— Вот тогда ты начнешь писать так коряво, что только врачи смогут прочитать написанное, — смеялся Бюттель.
— А я считал, что это ваша тайнопись, — удивился брат, — меня пару раз приглашали консультировать сложные случаи внезапной смерти, я ни единого слова не смог прочитать в ваших писульках. Братья еще целый час смеялись, правда до этого они выпили две бутылки эльфийского темного.
* * *
Дилижанс появился буквально через пять минут, группа захвата едва успела приготовить оружие. Метров за двадцать до засады дверь дилижанса открылась, и оттуда выскочил мужчина. Один из стражников выстрелил из арбалета, он действовал без команды, рефлекторно. Магически усиленная стрела разворотила грудь, и мужчина умер мгновенно. Это был, явно, посторонний, потому что удар чудовищной силы снес пригорок, земля горела и плавилась. Именно в этот момент Бюттель почувствовал глубокую благодарность «перестраховщикам», выдавшим ему амулет такой силы. Стандартная фитюлька давно бы сгорела от невероятно мощного удара. Бюттель плюнул на расход магии и бросил всю энергию амулета в заклинание силового жгута. Дилижанс потерял всю правую стенку, а молодой, худощавый, бедно одетый мужчина спокойно выдержал давление ужасной силы, и … Бюттель оказался в холодной морской воде. Клубы пара поднялись вверх, магическое железо потянуло Бюттеля на дно. От неожиданности маг нахлебался соленой воды, ужас близкой смерти охватил Бюттеля, три-четыре минуты, на большее его не хватит. Через секунду, неподалеку, раздался громкий всплеск, силовой жгут ослаб, это вражеского мага затянуло в воду вслед за Бюттелем.
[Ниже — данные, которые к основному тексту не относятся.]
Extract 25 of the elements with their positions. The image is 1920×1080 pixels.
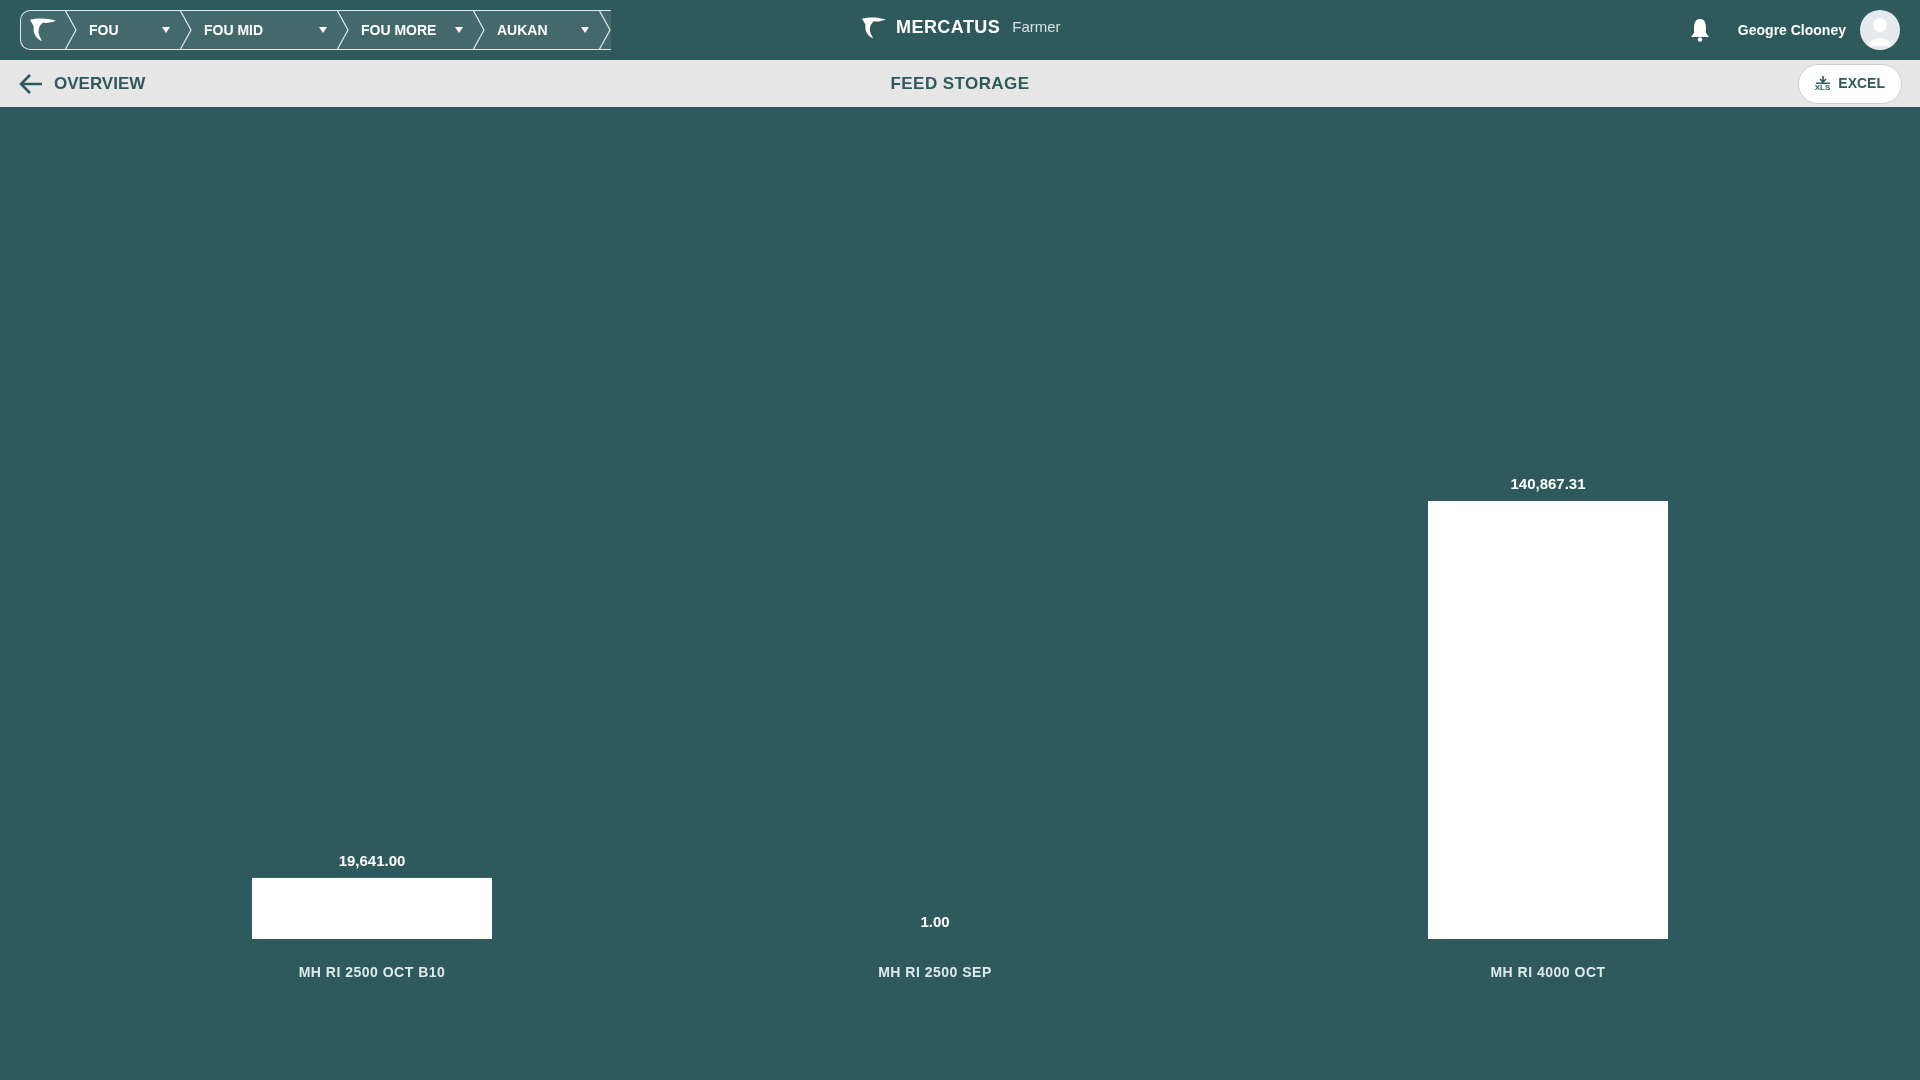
fish-logo-icon	[860, 15, 888, 40]
breadcrumb-dropdown[interactable]: FOU MID	[192, 11, 337, 49]
avatar-icon[interactable]	[1860, 10, 1900, 50]
excel-button[interactable]: XLS EXCEL	[1797, 63, 1902, 104]
value-label: 1.00	[920, 913, 950, 930]
value-label: 140,867.31	[1510, 475, 1586, 492]
user-name[interactable]: Geogre Clooney	[1737, 19, 1846, 41]
caret-icon	[455, 27, 463, 33]
category-label: MH RI 4000 OCT	[1490, 964, 1606, 980]
category-label: MH RI 2500 OCT B10	[298, 964, 446, 980]
breadcrumb-dropdown[interactable]: FOU	[77, 11, 180, 49]
product-name: Farmer	[1012, 17, 1061, 38]
fish-logo-icon	[28, 17, 58, 43]
breadcrumb-dropdown[interactable]: AUKAN	[485, 11, 599, 49]
brand-name: MERCATUS	[896, 16, 1001, 39]
page-title: FEED STORAGE	[890, 72, 1030, 95]
bell-icon[interactable]	[1689, 18, 1710, 42]
category-label: MH RI 2500 SEP	[878, 964, 992, 980]
caret-icon	[162, 27, 170, 33]
value-label: 19,641.00	[338, 851, 406, 869]
breadcrumb-dropdown[interactable]: FOU MORE	[349, 11, 473, 49]
back-link[interactable]: OVERVIEW	[18, 70, 146, 97]
caret-icon	[319, 27, 327, 33]
caret-icon	[581, 27, 589, 33]
back-arrow-icon	[18, 72, 44, 95]
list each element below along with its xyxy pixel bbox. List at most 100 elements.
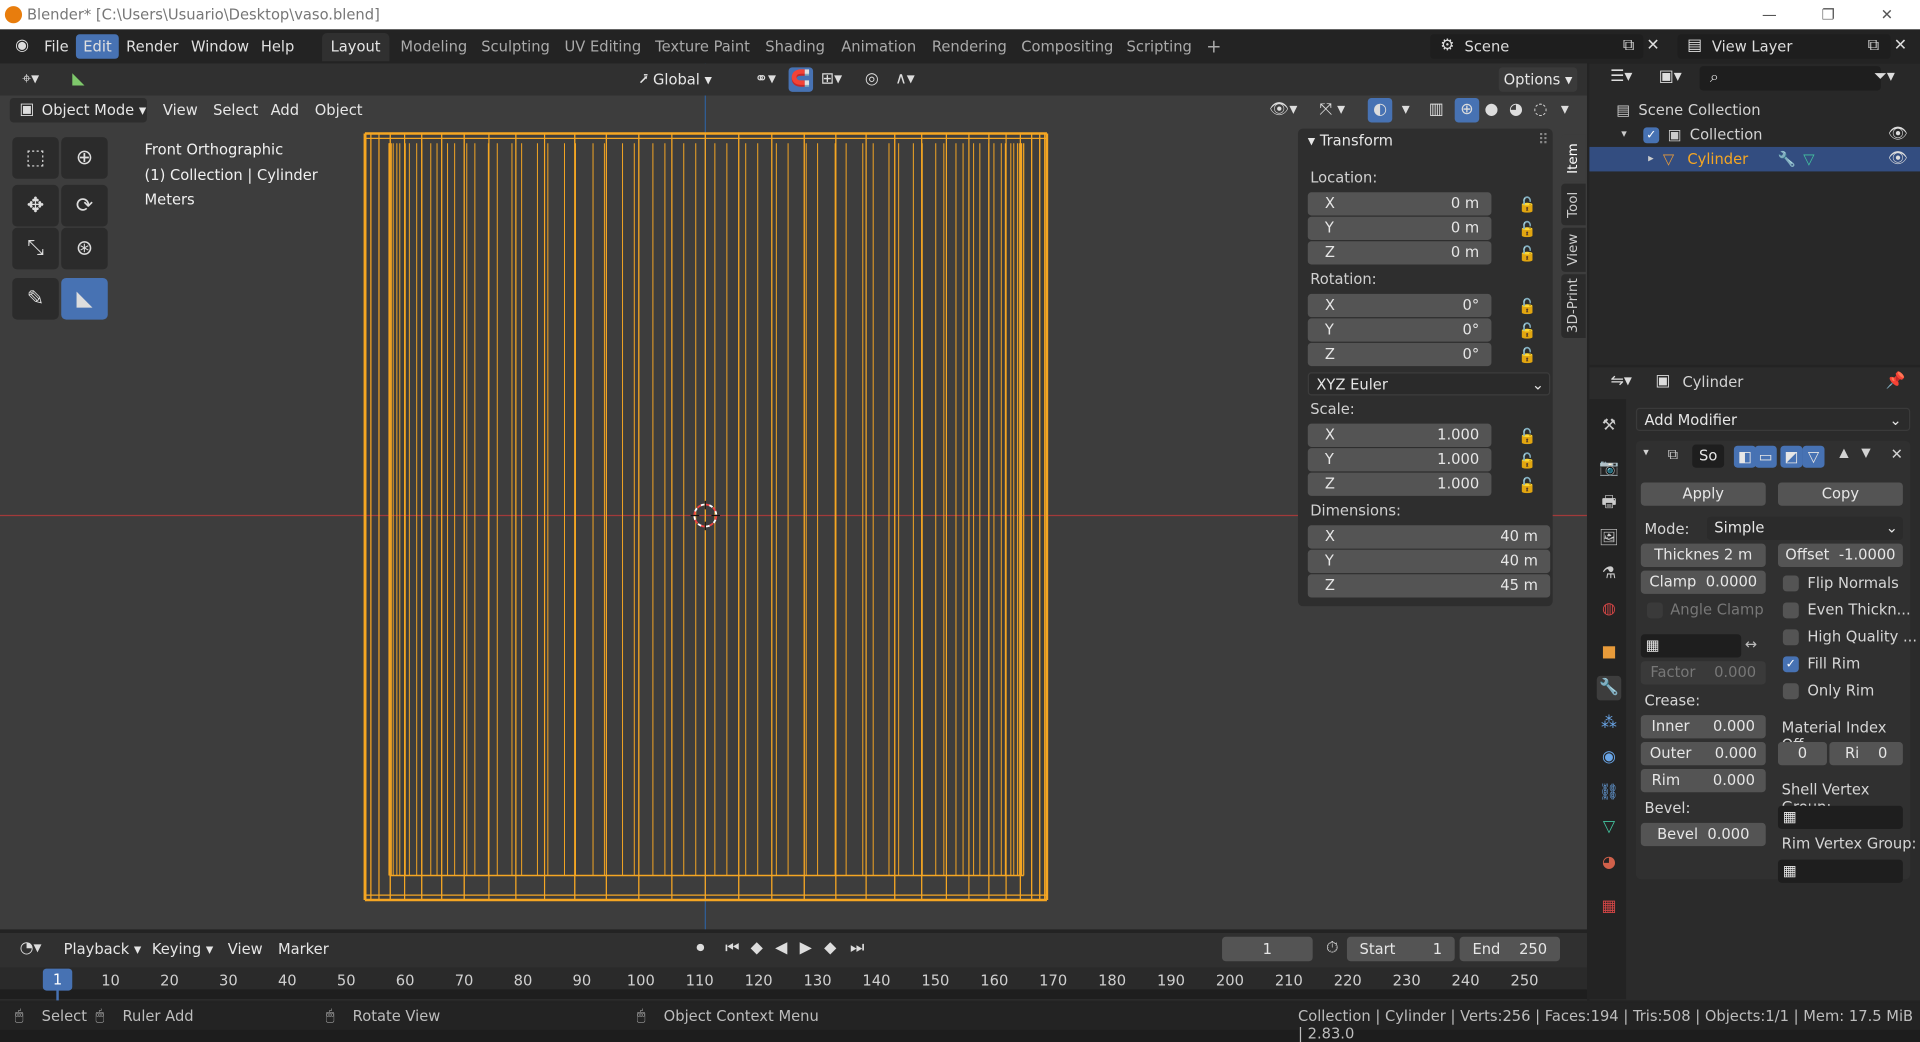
material-offset-field[interactable]: 0	[1777, 742, 1827, 766]
collection-checkbox[interactable]: ✓	[1643, 126, 1660, 143]
remove-modifier-icon[interactable]: ✕	[1891, 446, 1903, 463]
modifier-tab-icon[interactable]: 🔧	[1596, 675, 1622, 701]
remove-view-layer-icon[interactable]: ✕	[1888, 34, 1912, 58]
world-icon[interactable]: ◍	[1597, 598, 1621, 622]
offset-field[interactable]: Offset -1.0000	[1777, 543, 1903, 567]
menu-edit[interactable]: Edit	[75, 34, 120, 59]
angle-clamp-checkbox[interactable]	[1646, 602, 1663, 619]
rotation-z-field[interactable]: Z 0°	[1307, 342, 1492, 367]
dimensions-y-field[interactable]: Y 40 m	[1307, 549, 1551, 574]
viewport-menu-select[interactable]: Select	[213, 98, 258, 122]
sidebar-tab-tool[interactable]: Tool	[1561, 183, 1586, 226]
factor-field[interactable]: Factor 0.000	[1640, 661, 1766, 685]
render-toggle-icon[interactable]: ◩	[1780, 445, 1803, 468]
invert-arrows-icon[interactable]: ↔	[1745, 636, 1757, 653]
viewport-menu-view[interactable]: View	[163, 98, 198, 122]
add-workspace-icon[interactable]: +	[1198, 33, 1231, 61]
lock-icon[interactable]: 🔓	[1518, 322, 1536, 339]
stopwatch-icon[interactable]: ⏱	[1320, 937, 1344, 961]
scene-tab-icon[interactable]: ⚗	[1597, 562, 1621, 586]
thickness-field[interactable]: Thicknes 2 m	[1640, 543, 1766, 567]
options-dropdown[interactable]: Options ▾	[1498, 67, 1578, 92]
outliner-cylinder[interactable]: ▸ ▽ Cylinder 🔧 ▽	[1589, 146, 1920, 172]
constraints-icon[interactable]: ⛓	[1597, 781, 1621, 805]
falloff-icon[interactable]: ∧▾	[889, 67, 921, 91]
mesh-data-icon[interactable]: ▽	[1803, 151, 1814, 168]
tab-layout[interactable]: Layout	[322, 33, 390, 62]
pivot-point-icon[interactable]: ⚭▾	[747, 67, 784, 91]
transform-panel-header[interactable]: ▾ Transform	[1308, 132, 1393, 149]
only-rim-checkbox[interactable]	[1782, 683, 1799, 700]
outer-field[interactable]: Outer 0.000	[1640, 742, 1766, 766]
menu-window[interactable]: Window	[184, 34, 257, 58]
snap-target-icon[interactable]: ⊞▾	[816, 67, 848, 91]
shell-vertex-group-field[interactable]: ▦	[1777, 805, 1903, 829]
play-reverse-icon[interactable]: ◀	[769, 937, 793, 961]
rotation-mode-dropdown[interactable]: XYZ Euler ⌄	[1307, 372, 1551, 396]
dimensions-z-field[interactable]: Z 45 m	[1307, 574, 1551, 598]
lock-icon[interactable]: 🔓	[1518, 347, 1536, 364]
rotate-tool[interactable]: ⟳	[61, 184, 108, 227]
object-mode-dropdown[interactable]: ▣ Object Mode ▾	[9, 97, 147, 123]
viewport-menu-add[interactable]: Add	[271, 98, 299, 122]
texture-icon[interactable]: ▦	[1597, 895, 1621, 919]
expand-icon[interactable]: ▾	[1621, 129, 1643, 141]
fill-rim-checkbox[interactable]: ✓	[1782, 656, 1799, 673]
timeline-menu-keying[interactable]: Keying ▾	[152, 937, 213, 961]
editor-type-icon[interactable]: ⌖▾	[12, 67, 49, 91]
next-keyframe-icon[interactable]: ◆	[818, 937, 842, 961]
lock-icon[interactable]: 🔓	[1518, 452, 1536, 469]
menu-help[interactable]: Help	[253, 34, 301, 58]
tab-animation[interactable]: Animation	[833, 33, 925, 61]
drag-handle-icon[interactable]: ⠿	[1538, 131, 1549, 148]
tab-modeling[interactable]: Modeling	[392, 33, 476, 61]
lock-icon[interactable]: 🔓	[1518, 196, 1536, 213]
jump-start-icon[interactable]: ⏮	[720, 937, 744, 961]
current-frame-field[interactable]: 1	[1222, 936, 1313, 962]
transform-orientation-dropdown[interactable]: ⭷ Global ▾	[639, 67, 735, 91]
scene-selector[interactable]: ⚙ Scene	[1430, 34, 1644, 59]
timeline-editor-icon[interactable]: ◔▾	[12, 937, 49, 961]
mode-dropdown[interactable]: Simple ⌄	[1706, 516, 1903, 541]
move-tool[interactable]: ✥	[12, 184, 59, 227]
timeline-menu-view[interactable]: View	[228, 937, 263, 961]
apply-button[interactable]: Apply	[1640, 482, 1766, 506]
measure-tool[interactable]: ◣	[61, 277, 108, 320]
rendered-shading-icon[interactable]: ◌	[1528, 98, 1552, 122]
gizmo-icon[interactable]: ⤧ ▾	[1310, 98, 1354, 122]
collection-eye-icon[interactable]: 👁	[1886, 122, 1910, 146]
render-icon[interactable]: 📷	[1597, 457, 1621, 481]
move-down-icon[interactable]: ▼	[1861, 447, 1870, 460]
xray-icon[interactable]: ▥	[1424, 98, 1448, 122]
visibility-icon[interactable]: 👁▾	[1267, 98, 1299, 122]
overlays-icon[interactable]: ◐	[1367, 97, 1393, 123]
dimensions-x-field[interactable]: X 40 m	[1307, 525, 1551, 549]
end-frame-field[interactable]: End 250	[1459, 936, 1561, 962]
scale-tool[interactable]: ⤡	[12, 227, 59, 270]
select-box-tool[interactable]: ⬚	[12, 137, 59, 179]
viewport-toggle-icon[interactable]: ▭	[1754, 445, 1777, 468]
filter-icon[interactable]: ⏷▾	[1866, 65, 1903, 89]
timeline-scrollbar[interactable]	[0, 989, 1587, 1000]
outliner-search-input[interactable]: ⌕	[1699, 66, 1881, 91]
sidebar-tab-3d-print[interactable]: 3D-Print	[1561, 274, 1586, 338]
view-layer-tab-icon[interactable]: 🖼	[1597, 527, 1621, 551]
sidebar-tab-item[interactable]: Item	[1561, 134, 1586, 182]
object-tab-icon[interactable]: ■	[1597, 640, 1621, 664]
blender-menu-icon[interactable]: ◉	[10, 34, 34, 58]
record-icon[interactable]: ⏺	[688, 937, 712, 961]
tool-settings-icon[interactable]: ⚒	[1597, 414, 1621, 438]
physics-icon[interactable]: ◉	[1597, 746, 1621, 770]
wireframe-shading-icon[interactable]: ⊕	[1454, 97, 1480, 123]
bevel-field[interactable]: Bevel 0.000	[1640, 822, 1766, 847]
cylinder-eye-icon[interactable]: 👁	[1886, 147, 1910, 171]
location-z-field[interactable]: Z0 m	[1307, 241, 1492, 265]
vertex-group-field[interactable]: ▦	[1640, 634, 1742, 658]
editmode-toggle-icon[interactable]: ◧	[1733, 445, 1756, 468]
location-y-field[interactable]: Y0 m	[1307, 216, 1492, 241]
clamp-field[interactable]: Clamp 0.0000	[1640, 570, 1766, 594]
play-icon[interactable]: ▶	[793, 937, 817, 961]
tab-compositing[interactable]: Compositing	[1013, 33, 1122, 61]
tab-uv-editing[interactable]: UV Editing	[556, 33, 650, 61]
flip-normals-checkbox[interactable]	[1782, 575, 1799, 592]
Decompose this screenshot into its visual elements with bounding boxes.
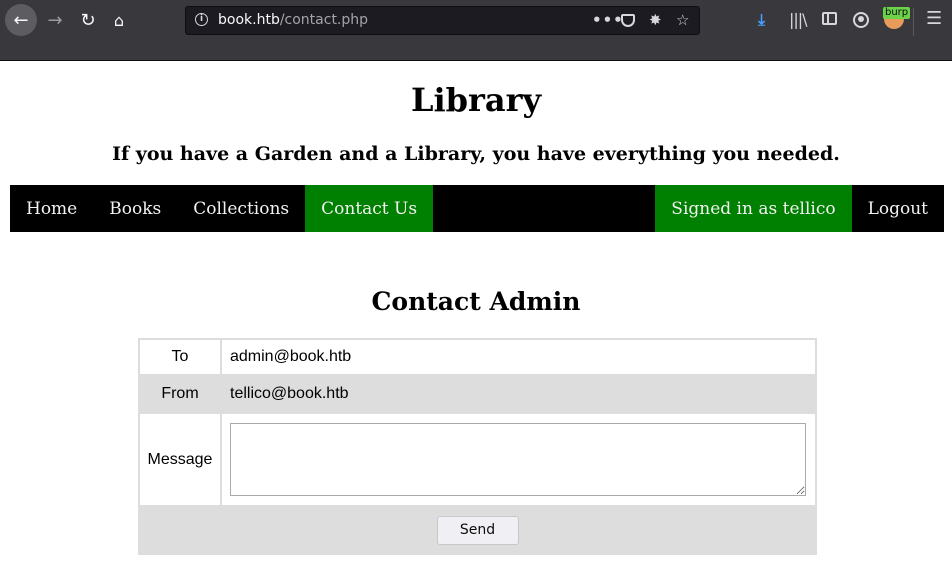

Злорадство охватило имперского мага, он добавил к мощности амулета свой небольшой запас магии и изо всех сил сжал магический силовой кокон. Видимо, это подействовало, Бюттеля выбросило обратно на дорогу, он покатился по пылающей огнем земле, снова оказавшись в клубах пара. На этот раз чуть дольше, чем в первый раз, на целую пару секунд, пограничник задержался в море. И снова силовой жгут, натянувшись до предела, притащил вражеского мага вслед за Бюттелем. Силовой жгут протащил пограничника по другой стороне дороги, перерезав четверку лошадей и дилижанс пополам.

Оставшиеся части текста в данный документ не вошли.